Thrombosis, Embolism, Infarction and Ischaemia Flashcards
What is Virchow’s Triad?
3 categories of factors which contribute to formation of thrombosis:
- Vessel wall (Trauma/surgery, atherosclerosis)
- Blood flow (AF, varicose veins),
- Blood composition (changes in malignancy, pregnancy, oestrogen therapy, sepsis)
What is the histopathology of arterial and venous thrombus?
Arterial - Many platelets and only small amounts of fibrin (white)
Venous - Many fibrin with trapped red cells (red)
What are the differential diagnosis of a sore leg?
Trauma - Freactures, dislocations, muscle strain/rupture
MSK - Arthritis (Osteo, rhumatoid, septic), gout and psudogout, bakers cyst, tenosynovitis, bursitis, myopathies.
Skin/soft tissue infections
Vascular - Venous occlusion (DVT,) arterial occlusion (PAD, cardiac thromboemboli) or lymphoedema.
What are the causes of bilateral leg oedema?
Usual systemic oedema caused by heart failure, cirrhosis, nephrotic syndrome, malnutrition or immobility
What are the risks for a DVT
Vessel wall - Increasing age, varicose veins or surgery.
Blood flow - Obesity, pregnancy, immobilisation, IV catheters.
Composition of blood - Thrombophilia’s, inflammatory conditions, oestrogen hormones
How is the diagnosis of DVT made?
- Clinical history and examination,
- Blood tests (D-dimer - not very specific)
- Image venous system of legs using compression ultrasound (Doppler)
- Well’s score
What are some of the potential outcomes following a DVT?
- Painful, swollen leg,
- PE,
- Recurrent VTE,
- Venous insufficiency,
- Post thombotic syndrome which can lead to ulceration
What are some of the potential outcomes following a PE?
- Dyspnoea, chest pain, haemoptysis,
- Collapse,
- Death,
- Recurrent VTE,
- Chronic thomoembolic pulmonary hypertension
What is the treatment of a DVT
- Prevent thrombus extending or embolising via anticoagulant therapy (Heparin, warfarin or DOAC)
- Remove risk factors (eg oestrogen)
- Pain relief
- Graduated elastic compression stockings
Explain the formation of an atheroma
- Damage in endothelium (due to hypertension, smoking, hyperglycaemia) causes LDL deposition (inflammation) in the tunica intimat. Monocytes migrate into the tunica intima and become macrophages and phagocytose the oxidised LDL. This causes them to become foam cells. Foam cells die locally and produce apoptotic bodies. Atheroma develops
What are the risk factors for atherosclerotic disease?
Smoking, hypertension, hyperlipidaemia, diabetes, obesity, family history
What is the treatment of acute coronary syndrome?
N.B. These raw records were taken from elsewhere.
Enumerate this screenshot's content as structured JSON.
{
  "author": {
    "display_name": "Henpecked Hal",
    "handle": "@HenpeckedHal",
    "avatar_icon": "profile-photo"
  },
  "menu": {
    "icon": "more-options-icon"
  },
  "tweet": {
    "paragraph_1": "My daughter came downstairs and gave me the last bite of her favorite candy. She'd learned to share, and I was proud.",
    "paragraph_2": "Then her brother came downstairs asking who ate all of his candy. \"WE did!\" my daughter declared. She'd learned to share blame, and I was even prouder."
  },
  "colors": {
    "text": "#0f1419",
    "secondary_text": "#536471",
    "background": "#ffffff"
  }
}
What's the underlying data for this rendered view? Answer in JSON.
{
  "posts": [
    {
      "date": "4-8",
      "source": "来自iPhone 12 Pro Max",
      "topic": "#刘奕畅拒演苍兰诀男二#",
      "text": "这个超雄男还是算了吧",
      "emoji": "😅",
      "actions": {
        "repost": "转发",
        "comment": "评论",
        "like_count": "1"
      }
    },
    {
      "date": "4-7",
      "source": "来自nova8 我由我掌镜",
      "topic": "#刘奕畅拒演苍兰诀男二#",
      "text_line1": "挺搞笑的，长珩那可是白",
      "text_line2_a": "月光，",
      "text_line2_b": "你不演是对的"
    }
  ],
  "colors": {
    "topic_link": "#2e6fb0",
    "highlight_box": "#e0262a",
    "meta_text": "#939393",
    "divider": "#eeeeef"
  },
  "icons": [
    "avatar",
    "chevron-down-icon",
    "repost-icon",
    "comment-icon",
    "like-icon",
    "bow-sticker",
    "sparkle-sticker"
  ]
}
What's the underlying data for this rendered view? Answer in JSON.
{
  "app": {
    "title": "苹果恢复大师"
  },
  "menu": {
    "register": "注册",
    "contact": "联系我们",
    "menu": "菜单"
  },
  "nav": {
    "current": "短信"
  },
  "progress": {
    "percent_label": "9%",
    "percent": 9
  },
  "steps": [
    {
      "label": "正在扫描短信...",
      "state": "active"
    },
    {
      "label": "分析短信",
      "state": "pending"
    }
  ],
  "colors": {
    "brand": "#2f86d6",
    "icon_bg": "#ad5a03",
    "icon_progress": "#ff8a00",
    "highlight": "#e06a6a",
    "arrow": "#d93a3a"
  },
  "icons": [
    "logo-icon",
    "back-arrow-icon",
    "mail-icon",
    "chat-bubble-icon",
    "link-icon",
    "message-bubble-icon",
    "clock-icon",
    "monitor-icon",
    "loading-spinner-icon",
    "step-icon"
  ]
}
- Prevent thrombus extension (Anti-platelet and anticoagulant)
- Remove thrombus (thrombolysis via alteplase or PCI)
- Widney the stenotic plaque (balloon angioplasty or insertion of stent)
- Prevent further thrombus (antiplatelet and statin)
What are the complications following an MI
- Death,
- Arrhythmia,
- Pericarditis,
- Myocardial rupture,
- Mitral valve prolapse,
- Left ventricular aneurysm +/- thrombus
- Heart failure
What are some differentials for limb weakness
MSK - Myopathy and arthropathy.
Neuro - Peripheral neuropathy, spinal lesion, cerebral lesion
What is the treatment for stroke in AF?
- Remove thrombus (rare) via thrombolysis or carotid end-arterectomy.
- Treat AF with anticoagulant, rate or rhythm control and replace any defective heart valve.